“When it's the same information presented from a number of sources, it's more trusted,” says Leah Binder, CEO of the Leapfrog Group, whose organization gives hospital quality rating information to large healthcare purchasers for them to offer to their patients.
While physicians and other providers generally support the concept of discussing quality of care with their patients, research suggests they are reluctant to discuss costs. A survey of physicians published in the Journal of the American Medical Association in July found only 36% of physicians believe they have a “major responsibility” for reducing healthcare costs; they assigned greater responsibility to plaintiff lawyers, insurers, hospitals, drug and device manufacturers, and patients (52%).
There are good reasons for physician wariness about cost discussions with patients, says Harold Luft, director of the Palo Alto Medical Foundation Research Institute. Luft says consumers need a broadly accepted quality measure that clearly demonstrates that higher costs don't necessarily mean better quality. Lacking such a measure, most consumers assume that more expensive providers, products and services are better and that doctors who refer them to less-expensive care are doing so for their own financial benefit.
“We need better objective data,” Luft says.
Physician use of quality data also may be limited by the complexity of referral situations, says Wendy Lynch, co-director of the Center for Consumer Choice in Health Care at the Altarum Institute. For example, physicians looking at price and quality comparisons for a patient's referral surgery need to take into account the separate cost and quality ratings for the surgeon and the hospital.
“It's really hard to pull these things apart,” Lynch says.
Patients also may be resistant to cost discussions. Dr. Susan Dorr Goold, a researcher and internist in the University of Michigan Health System, Ann Arbor, co-authored a February study in Health Affairs that used focus groups to gauge patients' reactions to physicians raising the issue of cost when discussing their care options. Reactions ranged from skepticism to hostility.
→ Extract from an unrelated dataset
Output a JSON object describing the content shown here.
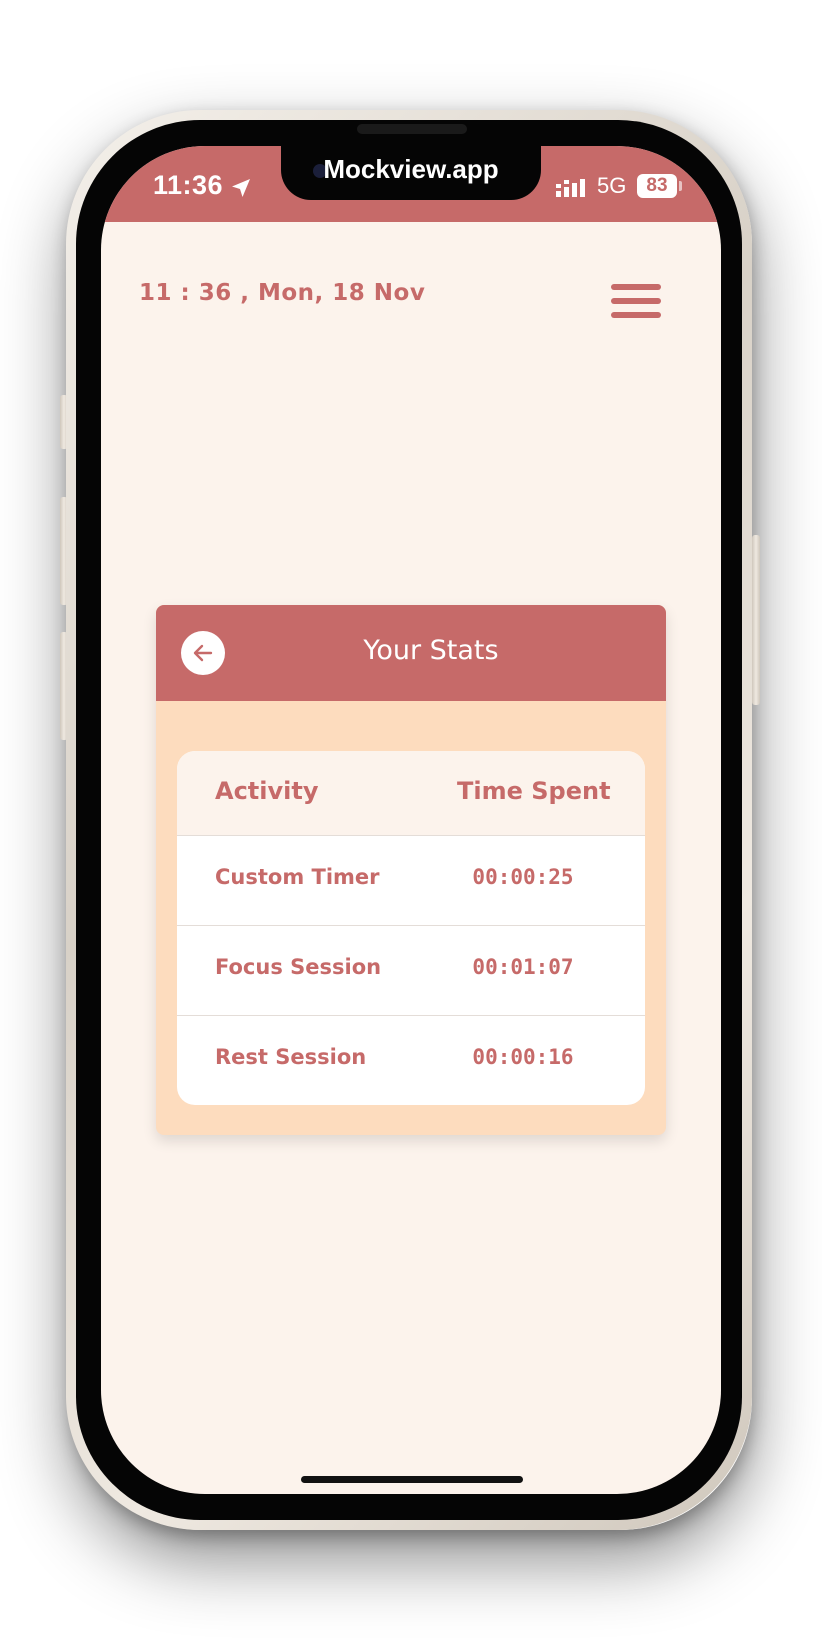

“Patients didn't have a great interest in cost,” Goold says. “I was surprised how vehement they were.”
Additionally, patients might not be open to cost and quality discussions when they are suffering from painful or debilitating conditions, Luft says. In such cases, physicians may be better off synthesizing the cost and quality data themselves and recommending a course of action to their patients.
“If I'm the patient, I want the physician to roll all of that information together (so I don't) have to make that decision in that situation,” Luft says.
But patient interest in prices appears to rise sharply when they are responsible for a larger share of the cost. For instance, UnitedHealthcare members enrolled in high-deductible plans are “much more inclined” than those not in such plans to use the insurer's cost estimator, Bogatyrenko says.
The financial pressure of high-deductible plans might increase the importance of clinicians in helping patients make decisions based on cost and quality, Goold says. “The problem with the concept of patients having 'skin in the game' is that patients are not good at deciding where to put their money.”